Checkpoint acts like a bookmark. During the execution of transaction, such checkpoints are marked and transaction is executed. The log files will be created as usual with the steps of transactions. When it reaches the checkpoint, the transaction will be updated into database and all the logs till that point will be removed from file. Log files then are updated with new steps of transaction till next checkpoint and so on. Here care should be taken to create a checkpoint because, if any checkpoints are created before any transaction is complete fully, and data is updated to database, it will not meet the purpose of the log file and checkpoint. If checkpoints are created when each transaction is complete or where the database is at consistent state, then it will be useful.
Suppose there are 4 concurrent transactions – T1, T2, T3 and T4. A checkpoint is added at the middle of T1 and there is failure while executing T4. Let us see how a recovery system recovers the database from this failure.
- It starts reading the log files from the end to start, so that it can reverse the transactions. i.e.; it reads log files from transaction T4 to T1.

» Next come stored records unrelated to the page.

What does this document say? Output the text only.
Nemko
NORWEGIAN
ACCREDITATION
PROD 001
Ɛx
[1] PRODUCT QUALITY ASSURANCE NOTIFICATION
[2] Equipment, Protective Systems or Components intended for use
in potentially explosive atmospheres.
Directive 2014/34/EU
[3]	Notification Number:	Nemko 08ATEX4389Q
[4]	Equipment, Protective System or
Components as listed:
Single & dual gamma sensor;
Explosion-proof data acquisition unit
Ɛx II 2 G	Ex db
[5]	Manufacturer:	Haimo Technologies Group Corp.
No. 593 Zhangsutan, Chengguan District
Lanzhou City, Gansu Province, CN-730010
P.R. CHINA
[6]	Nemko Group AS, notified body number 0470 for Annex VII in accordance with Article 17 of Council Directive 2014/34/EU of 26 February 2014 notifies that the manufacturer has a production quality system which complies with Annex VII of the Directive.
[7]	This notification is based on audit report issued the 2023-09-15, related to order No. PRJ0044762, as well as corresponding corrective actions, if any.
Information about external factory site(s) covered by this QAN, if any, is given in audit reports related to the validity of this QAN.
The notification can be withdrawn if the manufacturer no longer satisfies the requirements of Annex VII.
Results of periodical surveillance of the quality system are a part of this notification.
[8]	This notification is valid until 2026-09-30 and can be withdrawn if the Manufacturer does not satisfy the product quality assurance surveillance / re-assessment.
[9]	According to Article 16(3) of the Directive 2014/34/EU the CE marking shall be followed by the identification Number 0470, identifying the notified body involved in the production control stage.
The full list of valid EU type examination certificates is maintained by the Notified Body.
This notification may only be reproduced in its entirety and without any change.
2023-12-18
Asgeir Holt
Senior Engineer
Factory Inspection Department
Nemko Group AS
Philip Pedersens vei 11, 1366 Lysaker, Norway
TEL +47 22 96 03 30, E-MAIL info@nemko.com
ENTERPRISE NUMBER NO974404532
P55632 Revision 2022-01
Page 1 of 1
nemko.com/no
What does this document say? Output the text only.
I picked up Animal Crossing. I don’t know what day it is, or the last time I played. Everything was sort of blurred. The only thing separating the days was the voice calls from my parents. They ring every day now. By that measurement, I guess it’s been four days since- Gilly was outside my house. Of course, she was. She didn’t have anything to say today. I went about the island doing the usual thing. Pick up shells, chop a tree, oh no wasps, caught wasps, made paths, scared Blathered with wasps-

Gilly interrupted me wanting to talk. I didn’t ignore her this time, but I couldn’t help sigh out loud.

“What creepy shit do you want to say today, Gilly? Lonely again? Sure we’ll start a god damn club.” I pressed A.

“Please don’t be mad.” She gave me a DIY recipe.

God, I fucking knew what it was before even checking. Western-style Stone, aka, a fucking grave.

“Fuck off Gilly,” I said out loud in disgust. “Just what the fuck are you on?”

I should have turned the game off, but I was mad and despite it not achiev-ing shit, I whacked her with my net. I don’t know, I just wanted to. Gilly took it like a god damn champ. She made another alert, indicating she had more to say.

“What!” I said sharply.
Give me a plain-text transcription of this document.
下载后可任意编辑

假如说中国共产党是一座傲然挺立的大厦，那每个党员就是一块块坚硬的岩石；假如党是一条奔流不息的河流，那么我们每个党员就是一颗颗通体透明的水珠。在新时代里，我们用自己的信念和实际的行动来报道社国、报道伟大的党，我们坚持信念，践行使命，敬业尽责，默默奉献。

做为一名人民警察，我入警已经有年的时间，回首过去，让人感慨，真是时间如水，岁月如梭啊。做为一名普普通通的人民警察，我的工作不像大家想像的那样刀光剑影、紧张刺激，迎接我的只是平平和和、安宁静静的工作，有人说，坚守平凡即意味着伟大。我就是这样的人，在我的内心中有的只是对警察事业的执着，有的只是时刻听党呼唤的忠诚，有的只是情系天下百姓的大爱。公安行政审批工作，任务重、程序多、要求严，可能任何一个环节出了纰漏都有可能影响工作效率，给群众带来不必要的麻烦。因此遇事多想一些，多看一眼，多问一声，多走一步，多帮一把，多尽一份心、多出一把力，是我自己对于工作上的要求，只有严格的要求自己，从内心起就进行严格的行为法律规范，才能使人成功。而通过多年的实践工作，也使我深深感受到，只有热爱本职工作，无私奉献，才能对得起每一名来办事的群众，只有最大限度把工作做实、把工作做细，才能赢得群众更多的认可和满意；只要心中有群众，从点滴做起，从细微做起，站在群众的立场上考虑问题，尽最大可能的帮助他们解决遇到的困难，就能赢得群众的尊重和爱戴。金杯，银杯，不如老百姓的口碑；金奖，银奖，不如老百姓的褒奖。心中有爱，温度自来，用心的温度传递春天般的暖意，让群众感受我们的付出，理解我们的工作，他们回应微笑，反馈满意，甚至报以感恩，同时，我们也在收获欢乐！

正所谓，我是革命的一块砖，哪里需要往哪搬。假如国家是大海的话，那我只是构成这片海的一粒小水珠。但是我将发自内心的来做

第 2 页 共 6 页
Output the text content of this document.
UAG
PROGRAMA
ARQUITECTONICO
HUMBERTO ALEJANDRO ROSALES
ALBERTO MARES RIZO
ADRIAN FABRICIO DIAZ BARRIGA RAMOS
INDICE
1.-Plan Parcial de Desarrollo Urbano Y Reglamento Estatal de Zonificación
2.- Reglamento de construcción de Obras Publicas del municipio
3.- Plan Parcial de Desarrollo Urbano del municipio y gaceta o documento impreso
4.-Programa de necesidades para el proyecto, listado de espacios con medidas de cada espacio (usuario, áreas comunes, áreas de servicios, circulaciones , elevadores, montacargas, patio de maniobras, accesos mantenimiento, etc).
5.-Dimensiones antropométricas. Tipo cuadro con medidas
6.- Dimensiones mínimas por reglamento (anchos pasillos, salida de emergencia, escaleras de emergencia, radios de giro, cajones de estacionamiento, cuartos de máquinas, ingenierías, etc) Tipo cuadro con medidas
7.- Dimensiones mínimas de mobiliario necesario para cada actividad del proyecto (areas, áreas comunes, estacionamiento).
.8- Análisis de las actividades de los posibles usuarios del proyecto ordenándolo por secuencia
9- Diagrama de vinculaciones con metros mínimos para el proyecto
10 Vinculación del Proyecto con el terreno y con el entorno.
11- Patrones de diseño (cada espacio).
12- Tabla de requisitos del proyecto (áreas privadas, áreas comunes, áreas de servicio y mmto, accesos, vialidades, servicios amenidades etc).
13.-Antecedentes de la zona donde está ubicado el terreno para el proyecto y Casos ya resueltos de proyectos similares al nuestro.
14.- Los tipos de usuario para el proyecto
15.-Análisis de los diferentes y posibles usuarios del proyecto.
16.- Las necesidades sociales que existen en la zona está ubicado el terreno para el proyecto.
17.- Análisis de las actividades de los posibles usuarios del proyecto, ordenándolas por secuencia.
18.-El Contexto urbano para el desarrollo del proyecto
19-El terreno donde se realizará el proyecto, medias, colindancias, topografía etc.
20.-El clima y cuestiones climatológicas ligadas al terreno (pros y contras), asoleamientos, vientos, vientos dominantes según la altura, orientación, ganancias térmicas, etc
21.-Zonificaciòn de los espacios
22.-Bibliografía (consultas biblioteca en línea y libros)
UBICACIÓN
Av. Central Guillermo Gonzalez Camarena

- Recovery system always maintains undo log and redo log. The log entries in the undo log will be used to undo the transactions where as entries in the redo list will be re executed. The transactions are put into redo list if it reads the log files with (<Tn, Start>, <Tn, Commit>) or <Tn , Commit>. That means, it lists all the transactions that are fully complete into redo list to re execute after the recovery. In above example, transactions T2 andT3 will have (<Tn, Start>, <Tn, Commit>) in the log file. The transaction T1 will have only <Tn, Commit> in the log file. This because, the transaction is committed after the checkpoint is crossed. Hence all the logs with<Tn, Start>, are already written to the database and log file is removed for those steps. Hence it puts T1, T2 and T3 into redo list.
- The logs with only <Tn, Start> are put into undo list because they are not complete and can lead to inconsistent state of DB. In above example T4 will be put into undo list since this transaction is not yet complete and failed amid.
This is how a DBMS recovers the data incase concurrent transaction failure.